From Snoqualmie on Thu, Aug 20, 2009 at 20:44:12 from 24.18.192.33

Thanks for the pep talk, Dale. I have a lot of stress right now because my mother-in-law is coming tomorrow to stay for about a week. All the stress and doubt seems to go into one giant bucket, no matter what issue it belongs to. I'll remember your words in the morning. :)

From Dale on Thu, Aug 20, 2009 at 21:02:56 from 69.10.215.11

This probably sounds horrible, but use that to psych yourself up. Just demo your ability to execute a good tempo run and an in-law will be easy to handle. :)

Don't let running become the stressor....it's what helps you dump that stress bucket. I used to *dread* tempos/steady state runs, and it showed....sometimes they'd go well but more often than not I'd struggle mightly. I finally flushed my bad attitude and tried my best to go into each feeling like they would be achievable....not easy, but certainly doable. It helped quite a bit, which isn't to say I never tanked another, but usually there was a good reason instead of the "psyched myself out" reason.

So.....learn from my mistakes. I made plenty for everyone!

From Snoqualmie on Thu, Aug 20, 2009 at 23:25:30 from 24.18.192.33

LOL

I think the pressure comes from knowing there is a number (pace) attached to it.

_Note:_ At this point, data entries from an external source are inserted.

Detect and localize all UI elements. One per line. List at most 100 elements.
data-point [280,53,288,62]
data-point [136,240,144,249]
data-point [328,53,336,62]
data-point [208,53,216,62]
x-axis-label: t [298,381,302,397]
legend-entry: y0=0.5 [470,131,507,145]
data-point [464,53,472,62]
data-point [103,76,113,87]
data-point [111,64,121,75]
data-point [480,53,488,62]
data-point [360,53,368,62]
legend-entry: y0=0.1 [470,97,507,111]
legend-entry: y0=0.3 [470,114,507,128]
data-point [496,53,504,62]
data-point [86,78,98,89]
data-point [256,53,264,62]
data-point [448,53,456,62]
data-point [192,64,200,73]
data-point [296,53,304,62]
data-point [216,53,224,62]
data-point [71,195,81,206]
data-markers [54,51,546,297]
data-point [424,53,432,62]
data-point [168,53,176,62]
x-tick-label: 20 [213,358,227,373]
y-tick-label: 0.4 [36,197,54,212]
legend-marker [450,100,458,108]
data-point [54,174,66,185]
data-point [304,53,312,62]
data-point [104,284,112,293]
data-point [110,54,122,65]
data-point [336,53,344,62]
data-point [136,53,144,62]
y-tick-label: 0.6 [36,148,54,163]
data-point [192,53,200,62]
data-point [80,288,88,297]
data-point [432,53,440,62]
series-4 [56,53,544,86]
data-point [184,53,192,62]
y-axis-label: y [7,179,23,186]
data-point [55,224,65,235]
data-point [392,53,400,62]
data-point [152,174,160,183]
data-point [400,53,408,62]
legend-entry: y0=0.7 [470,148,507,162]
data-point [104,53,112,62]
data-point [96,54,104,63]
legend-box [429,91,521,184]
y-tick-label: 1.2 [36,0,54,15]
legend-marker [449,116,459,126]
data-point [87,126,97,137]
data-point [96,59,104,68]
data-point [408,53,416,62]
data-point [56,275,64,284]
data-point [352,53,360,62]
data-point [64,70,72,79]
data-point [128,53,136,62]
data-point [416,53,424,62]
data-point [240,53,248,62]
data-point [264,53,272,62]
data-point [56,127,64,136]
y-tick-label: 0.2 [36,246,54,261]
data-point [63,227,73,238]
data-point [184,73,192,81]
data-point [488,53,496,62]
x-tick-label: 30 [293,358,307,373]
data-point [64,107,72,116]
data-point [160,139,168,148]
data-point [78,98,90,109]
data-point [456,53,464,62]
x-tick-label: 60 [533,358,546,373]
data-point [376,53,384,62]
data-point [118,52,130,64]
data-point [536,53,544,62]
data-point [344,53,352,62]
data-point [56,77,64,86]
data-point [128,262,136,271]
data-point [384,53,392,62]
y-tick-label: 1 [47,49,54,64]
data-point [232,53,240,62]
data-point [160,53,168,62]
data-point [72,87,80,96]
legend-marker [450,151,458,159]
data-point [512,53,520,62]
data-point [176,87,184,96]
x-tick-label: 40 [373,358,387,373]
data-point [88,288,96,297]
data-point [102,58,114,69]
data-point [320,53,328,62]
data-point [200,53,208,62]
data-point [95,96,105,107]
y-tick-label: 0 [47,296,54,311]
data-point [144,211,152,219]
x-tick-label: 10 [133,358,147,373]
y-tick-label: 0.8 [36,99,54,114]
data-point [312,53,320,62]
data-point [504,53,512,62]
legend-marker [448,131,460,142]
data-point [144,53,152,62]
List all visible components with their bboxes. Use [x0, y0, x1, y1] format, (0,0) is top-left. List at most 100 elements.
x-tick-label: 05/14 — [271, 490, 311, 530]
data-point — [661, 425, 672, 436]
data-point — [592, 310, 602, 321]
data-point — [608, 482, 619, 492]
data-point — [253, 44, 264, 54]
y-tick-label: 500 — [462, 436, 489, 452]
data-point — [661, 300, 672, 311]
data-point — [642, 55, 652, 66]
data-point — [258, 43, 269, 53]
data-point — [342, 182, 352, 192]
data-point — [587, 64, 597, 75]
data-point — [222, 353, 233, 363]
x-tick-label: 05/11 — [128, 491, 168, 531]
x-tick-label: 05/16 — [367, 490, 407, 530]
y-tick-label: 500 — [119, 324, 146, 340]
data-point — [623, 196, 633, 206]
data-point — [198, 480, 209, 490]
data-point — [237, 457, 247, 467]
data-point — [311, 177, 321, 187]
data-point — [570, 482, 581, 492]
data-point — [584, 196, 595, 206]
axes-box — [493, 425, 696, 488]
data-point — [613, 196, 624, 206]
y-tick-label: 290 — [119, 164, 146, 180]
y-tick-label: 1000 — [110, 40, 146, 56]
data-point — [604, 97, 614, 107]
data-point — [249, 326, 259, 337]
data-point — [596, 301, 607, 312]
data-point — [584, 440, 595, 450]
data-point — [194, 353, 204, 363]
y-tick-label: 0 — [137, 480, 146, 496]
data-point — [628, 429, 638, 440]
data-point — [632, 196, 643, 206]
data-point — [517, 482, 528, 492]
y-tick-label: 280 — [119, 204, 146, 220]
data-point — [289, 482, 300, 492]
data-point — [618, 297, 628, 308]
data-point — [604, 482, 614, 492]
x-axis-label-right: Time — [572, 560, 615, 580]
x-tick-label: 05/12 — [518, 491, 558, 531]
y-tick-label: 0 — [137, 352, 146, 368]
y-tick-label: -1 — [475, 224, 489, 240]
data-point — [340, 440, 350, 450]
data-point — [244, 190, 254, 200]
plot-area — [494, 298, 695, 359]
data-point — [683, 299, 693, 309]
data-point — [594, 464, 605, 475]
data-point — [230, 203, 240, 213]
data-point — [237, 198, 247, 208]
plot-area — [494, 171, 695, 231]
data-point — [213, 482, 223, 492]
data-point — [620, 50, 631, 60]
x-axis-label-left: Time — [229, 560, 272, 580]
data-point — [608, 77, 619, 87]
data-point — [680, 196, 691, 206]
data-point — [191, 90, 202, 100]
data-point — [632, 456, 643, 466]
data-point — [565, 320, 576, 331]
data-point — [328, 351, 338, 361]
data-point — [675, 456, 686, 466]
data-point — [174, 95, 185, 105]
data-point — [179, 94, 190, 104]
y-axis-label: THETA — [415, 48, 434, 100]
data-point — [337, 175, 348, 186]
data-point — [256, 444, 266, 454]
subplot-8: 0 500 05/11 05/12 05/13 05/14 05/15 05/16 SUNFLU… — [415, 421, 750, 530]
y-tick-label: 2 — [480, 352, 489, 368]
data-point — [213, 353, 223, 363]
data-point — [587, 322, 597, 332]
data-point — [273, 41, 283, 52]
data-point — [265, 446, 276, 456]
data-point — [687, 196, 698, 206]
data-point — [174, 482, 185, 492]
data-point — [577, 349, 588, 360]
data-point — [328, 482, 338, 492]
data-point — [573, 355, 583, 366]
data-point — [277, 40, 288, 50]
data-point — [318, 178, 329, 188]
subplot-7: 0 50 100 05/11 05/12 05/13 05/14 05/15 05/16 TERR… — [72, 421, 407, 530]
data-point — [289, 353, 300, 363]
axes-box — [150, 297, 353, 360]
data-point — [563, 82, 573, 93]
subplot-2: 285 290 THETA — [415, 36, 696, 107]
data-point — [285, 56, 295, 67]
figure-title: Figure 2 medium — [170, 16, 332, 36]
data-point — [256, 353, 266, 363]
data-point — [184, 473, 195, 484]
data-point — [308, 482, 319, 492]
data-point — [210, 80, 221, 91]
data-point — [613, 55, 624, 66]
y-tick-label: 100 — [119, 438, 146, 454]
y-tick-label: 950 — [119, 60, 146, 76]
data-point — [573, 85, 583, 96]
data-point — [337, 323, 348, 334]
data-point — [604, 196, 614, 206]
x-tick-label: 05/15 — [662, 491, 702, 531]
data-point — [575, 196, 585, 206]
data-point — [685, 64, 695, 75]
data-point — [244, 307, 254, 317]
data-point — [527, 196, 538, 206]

I thought the hill repeats were tough, but the requirement was based on effort, so I viewed it as kind of fun. I think once I've done one of these workouts and take away the fear of the unknown I will feel a lot better. I have tempo runs every other week. Tempo and hill reps one week, intervals the next.

Last bit of whining - I promise. I've been on my feet cleaning and weeding and shopping for two days in a row and my dogs are barking! I can't help but wonder if this is like going dancing the night before a marathon. But it's out of my control. At least I DO get to go to bed early and I might get over 8 hours tonight- woohoo!!

Thanks again!

From Bonnie on Thu, Aug 20, 2009 at 23:29:18 from 75.164.103.101

good luck Sno -- remember what you told Auntie ... training is training. No matter what happens (though I am sure you will do great!) it is a baseline yardstick that will you use in the upcoming weeks, months and years to measure your training. My first workouts are always a little rusty ... I will be sending you rays of strength tomorrow (in my sleep).

From april27 on Fri, Aug 21, 2009 at 09:27:12 from 99.188.251.180

I can't wait to hear how this run goes!

I agree the real time Garmin pace is funky sometimes. I have changed my thingy to show how long I have been doing that particular lap/mile and then my average pace and of course the distance. I ahve found that is a better indicator of how I'm doing. Sometimes the real time one would say I'm going 8:00min pace and I"m like what? I'm barely moving so I would slow up a bit and I would all of a sudden be at 11. Frustrating!

Sorry your MIL is coming to town...I hope she doesn't stress you out too much!

From Snoqualmie on Fri, Aug 21, 2009 at 11:49:56 from 24.18.192.33

Bonnie - I told Auntie that because I learned it from you!